The questions Tuesday were gleaned from a stack of books measuring more than 1½ feet high. They tested knowledge of biology, chemistry, physics, math, sports, Shakespeare, government, literature, U.S. and world history, geography, sports, art history and current events.
Many questions were obscure. None of the students knew that Clarkson University in New York won the NCAA women’s ice hockey championship with a win over the University of Minnesota in 2014.
Students were asked to name the 1989 Supreme Court decision finding that burning the American flag was protected by the First Amendment (Texas vs. Johnson), what hour Julia signaled Sherlock Holmes in “The Adventure of the Speckled Band” (11 p.m.) and who wrote “The Impending Crisis in the South” before the Civil War (Hinton Rowan Helper).
For Rodriguez, the joy was less about winning than hanging out with friends.
Like their colleagues at other schools, all seven Jackson students have exceptionally heavy academic loads with many competing outside interests.
Rodriguez is taking five college-level Advanced Placement courses this term, but insisted his teammates “are all smarter than me.”
Yet he and fellow 2015 holdover Matthew Lee were smart enough to recruit the others to the Hi-Q team this year.
“We had to kind of convince them to join the team. They are some of my closest friends,” Rodriguez said. “I care for them deeply.”
The recognition is something to share among friends over time, said Colton Lee, a Jackson senior who answered several questions correctly Tuesday.
“I know it will be a good memory,” he said.
Jackson now can compete in a national web-based competition.
Other members of the team are Bao Vo, Nich Feingold, Daniel Nguyen and John Watkins. They are coached by Sinead Pollom.
Test your knowledge
Here are some questions asked during Tuesday’s Hi-Q championship at Monroe High School.
Questions
1. Spanish officials in Cuba rashly forced a showdown in 1854 when they seized an American steamer on a technicality. Give the name of the steamer.
2. At the conclusion of Kurt Vonnegut’s short story titled “Tom Edison’s Shaggy Dog,” a man who was sitting in the park reading a book was bothered by an annoying dog. Identify the special item the man reading the book eventually gave to the man’s dog.
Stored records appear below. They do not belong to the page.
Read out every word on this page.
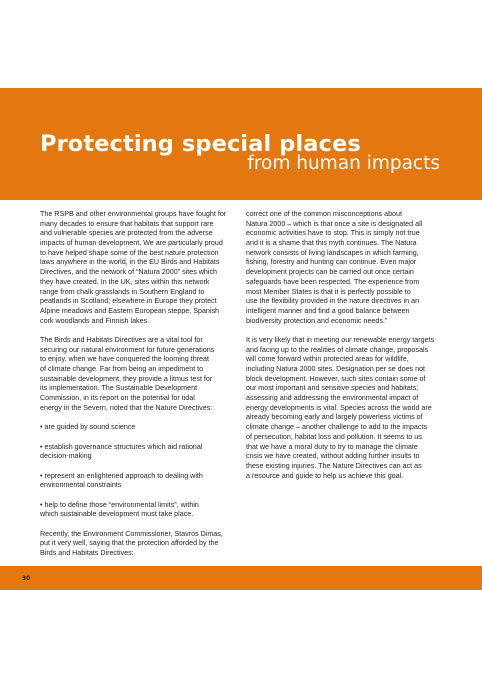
Protecting special places
from human impacts
The RSPB and other environmental groups have fought for
many decades to ensure that habitats that support rare
and vulnerable species are protected from the adverse
impacts of human development. We are particularly proud
to have helped shape some of the best nature protection
laws anywhere in the world, in the EU Birds and Habitats
Directives, and the network of “Natura 2000” sites which
they have created. In the UK, sites within this network
range from chalk grasslands in Southern England to
peatlands in Scotland; elsewhere in Europe they protect
Alpine meadows and Eastern European steppe, Spanish
cork woodlands and Finnish lakes.
The Birds and Habitats Directives are a vital tool for
securing our natural environment for future generations
to enjoy, when we have conquered the looming threat
of climate change. Far from being an impediment to
sustainable development, they provide a litmus test for
its implementation. The Sustainable Development
Commission, in its report on the potential for tidal
energy in the Severn, noted that the Nature Directives:
• are guided by sound science
• establish governance structures which aid rational
decision-making
• represent an enlightened approach to dealing with
environmental constraints
• help to define those “environmental limits”, within
which sustainable development must take place.
Recently, the Environment Commissioner, Stavros Dimas,
put it very well, saying that the protection afforded by the
Birds and Habitats Directives:
correct one of the common misconceptions about
Natura 2000 – which is that once a site is designated all
economic activities have to stop. This is simply not true
and it is a shame that this myth continues. The Natura
network consists of living landscapes in which farming,
fishing, forestry and hunting can continue. Even major
development projects can be carried out once certain
safeguards have been respected. The experience from
most Member States is that it is perfectly possible to
use the flexibility provided in the nature directives in an
intelligent manner and find a good balance between
biodiversity protection and economic needs.”
It is very likely that in meeting our renewable energy targets
and facing up to the realities of climate change, proposals
will come forward within protected areas for wildlife,
including Natura 2000 sites. Designation per se does not
block development. However, such sites contain some of
our most important and sensitive species and habitats;
assessing and addressing the environmental impact of
energy developments is vital. Species across the world are
already becoming early and largely powerless victims of
climate change – another challenge to add to the impacts
of persecution, habitat loss and pollution. It seems to us
that we have a moral duty to try to manage the climate
crisis we have created, without adding further insults to
these existing injuries. The Nature Directives can act as
a resource and guide to help us achieve this goal.
30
3. A group of islands off the northernmost coast of Russia consists of four major islands and several smaller ones. They separate two seas of the Arctic, the Kara to the west and the Laptev to the east. Give the name of the islands.
4. State the name given to polymers formed by reaction diamine and dicarboxylic acid monomers.
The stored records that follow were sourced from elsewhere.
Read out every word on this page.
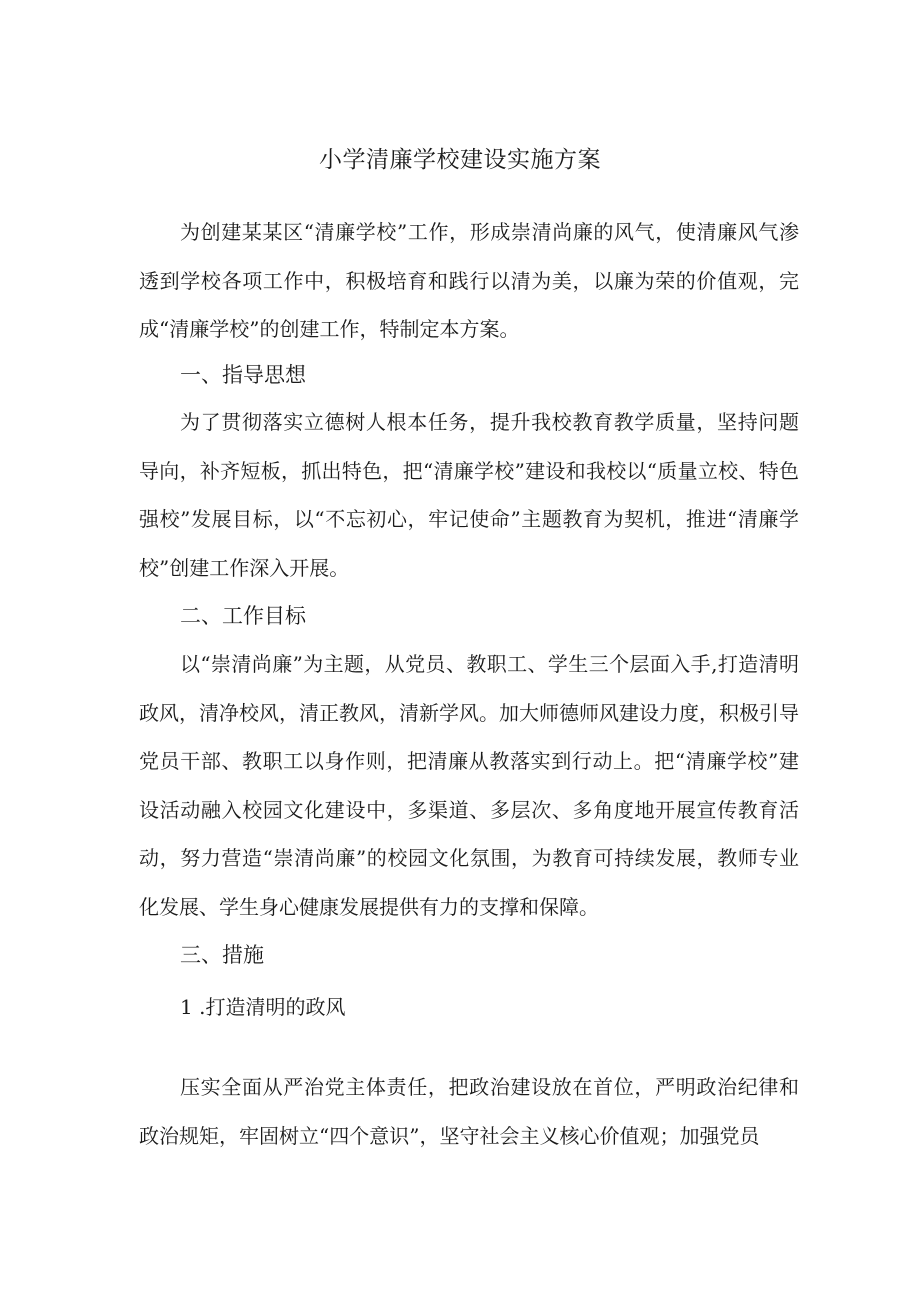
小学清廉学校建设实施方案

为创建某某区“清廉学校”工作，形成崇清尚廉的风气，使清廉风气渗透到学校各项工作中，积极培育和践行以清为美，以廉为荣的价值观，完成“清廉学校”的创建工作，特制定本方案。

一、指导思想

为了贯彻落实立德树人根本任务，提升我校教育教学质量，坚持问题导向，补齐短板，抓出特色，把“清廉学校”建设和我校以“质量立校、特色强校”发展目标，以“不忘初心，牢记使命”主题教育为契机，推进“清廉学校”创建工作深入开展。

二、工作目标

以“崇清尚廉”为主题，从党员、教职工、学生三个层面入手,打造清明政风，清净校风，清正教风，清新学风。加大师德师风建设力度，积极引导党员干部、教职工以身作则，把清廉从教落实到行动上。把“清廉学校”建设活动融入校园文化建设中，多渠道、多层次、多角度地开展宣传教育活动，努力营造“崇清尚廉”的校园文化氛围，为教育可持续发展，教师专业化发展、学生身心健康发展提供有力的支撑和保障。

三、措施
1 .打造清明的政风

压实全面从严治党主体责任，把政治建设放在首位，严明政治纪律和政治规矩，牢固树立“四个意识”，坚守社会主义核心价值观；加强党员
5. After World War II, Russia laid claim to a large island in the Sea of Okhotsk. This island, which formerly belonged to Japan, lies south of Kamchatka Peninsula. Give the name of this island.
Answers
1. Black Warrior
2. A garter
3. Severnaya Zemlya
4. Polyamide
5. Sakhalin
Talk to us
> Give us your news tips.
> Send us a letter to the editor.
> More Herald contact information.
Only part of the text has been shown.